Alevi dernekleri: Cami-cemevi projesi asimilasyonun yeni bir yüzüdür
Alevi dernekleri: Cemevleri bizim
ibadethanemizdir ve ibadethane olarak sayılması için yanında ne camiye ihtiyacı
vardır, ne başka bir mescide...
Bazı Alevi dernekleri; Cem Vakfı
ile Fethullah Gülen cemaatinin birlikte yapmayı planladıkları
"cami-cemevi" projesini sert bir dille eleştirdiler. Alevi
derneklerinin ortak açıklamasında, Ankara'da yapılacak ortak inşaatın
"inkârın yeni bir icraatı" olduğu öne sürüldü ve "Cami-cemevi
projesi asimilasyonun yeni bir yüzüdür" ifadesi kullanıldı.
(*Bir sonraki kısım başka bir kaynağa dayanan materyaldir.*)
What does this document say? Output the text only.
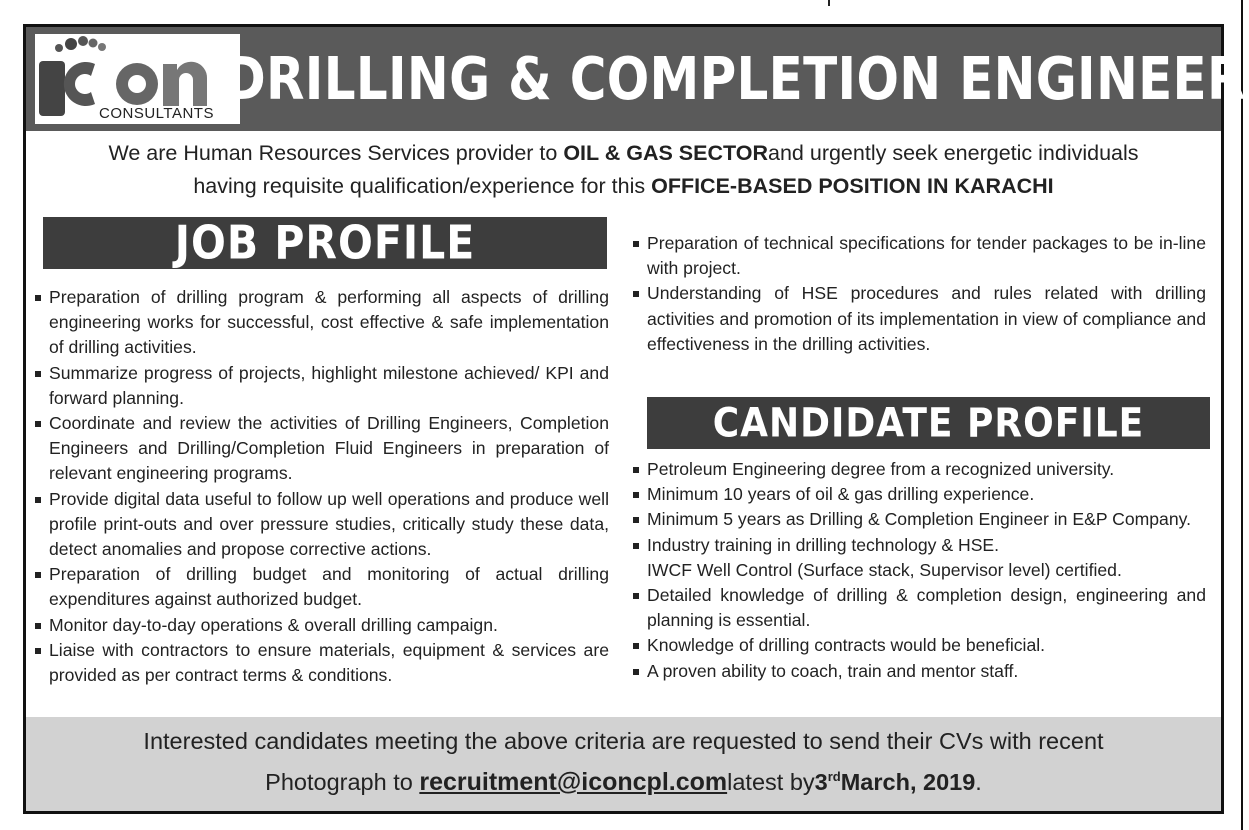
CONSULTANTS
DRILLING & COMPLETION ENGINEER
We are Human Resources Services provider to OIL & GAS SECTORand urgently seek energetic individuals
having requisite qualification/experience for this OFFICE-BASED POSITION IN KARACHI
JOB PROFILE
Preparation of drilling program & performing all aspects of drilling engineering works for successful, cost effective & safe implementation of drilling activities.
Summarize progress of projects, highlight milestone achieved/ KPI and forward planning.
Coordinate and review the activities of Drilling Engineers, Completion Engineers and Drilling/Completion Fluid Engineers in preparation of relevant engineering programs.
Provide digital data useful to follow up well operations and produce well profile print-outs and over pressure studies, critically study these data, detect anomalies and propose corrective actions.
Preparation of drilling budget and monitoring of actual drilling expenditures against authorized budget.
Monitor day-to-day operations & overall drilling campaign.
Liaise with contractors to ensure materials, equipment & services are provided as per contract terms & conditions.
Preparation of technical specifications for tender packages to be in-line with project.
Understanding of HSE procedures and rules related with drilling activities and promotion of its implementation in view of compliance and effectiveness in the drilling activities.
CANDIDATE PROFILE
Petroleum Engineering degree from a recognized university.
Minimum 10 years of oil & gas drilling experience.
Minimum 5 years as Drilling & Completion Engineer in E&P Company.
Industry training in drilling technology & HSE.
IWCF Well Control (Surface stack, Supervisor level) certified.
Detailed knowledge of drilling & completion design, engineering and planning is essential.
Knowledge of drilling contracts would be beneficial.
A proven ability to coach, train and mentor staff.
Interested candidates meeting the above criteria are requested to send their CVs with recent
Photograph to recruitment@iconcpl.comlatest by3rdMarch, 2019.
Cem Vakfı Genel Başkanı İzzettin
Doğan, 1 Eylül Pazar günü Gülen cemaati ile ortaklaşa cami-cemevi-aşevi
kompleksi inşa edileceğini, giderlerin
Gülen hareketince karşılanacağını duyurdu.
Fethullah Gülen de 19 Haziran'da,
İstanbul'a inşa edilecek 3. köprüye Yavuz Sultan Selim'in verilmesi üzerine
"Günümüzde cami cemevi beraber, aynı parkta oturup kalkalım; geçmişe ait
problemleri yeniden hortlatarak yeni düşmanlık sebepleri oluşturmayalım"
demişti.
Ankara'da hayata geçirilmesi planlanan
cami-cemevi projesi bazı Alevi dernekleri tarafından tepki ile karşılandı.
Alevi Kültür Dernekleri, Hacı Bektaş Veli Anadolu Kültür Vakfı, Hubyar Sultan
Alevi Kültür Derneği ve Sultangazi Pirsultanabdal Cemevi tarafından yapılan
ortak yazılı açıklmada, "Cami- Cemevi- Aşevi projesinin, dinler arası
hoşgörü ile açıklanabilecek bir projenin ötesinde; yüzyıllardır Alevilere
hayatın çeşitli alanlarında nefes almaksızın sürdürülen asimilasyonun gelişmiş,
yeni bir versiyonu olduğuna inanıyoruz" dendi.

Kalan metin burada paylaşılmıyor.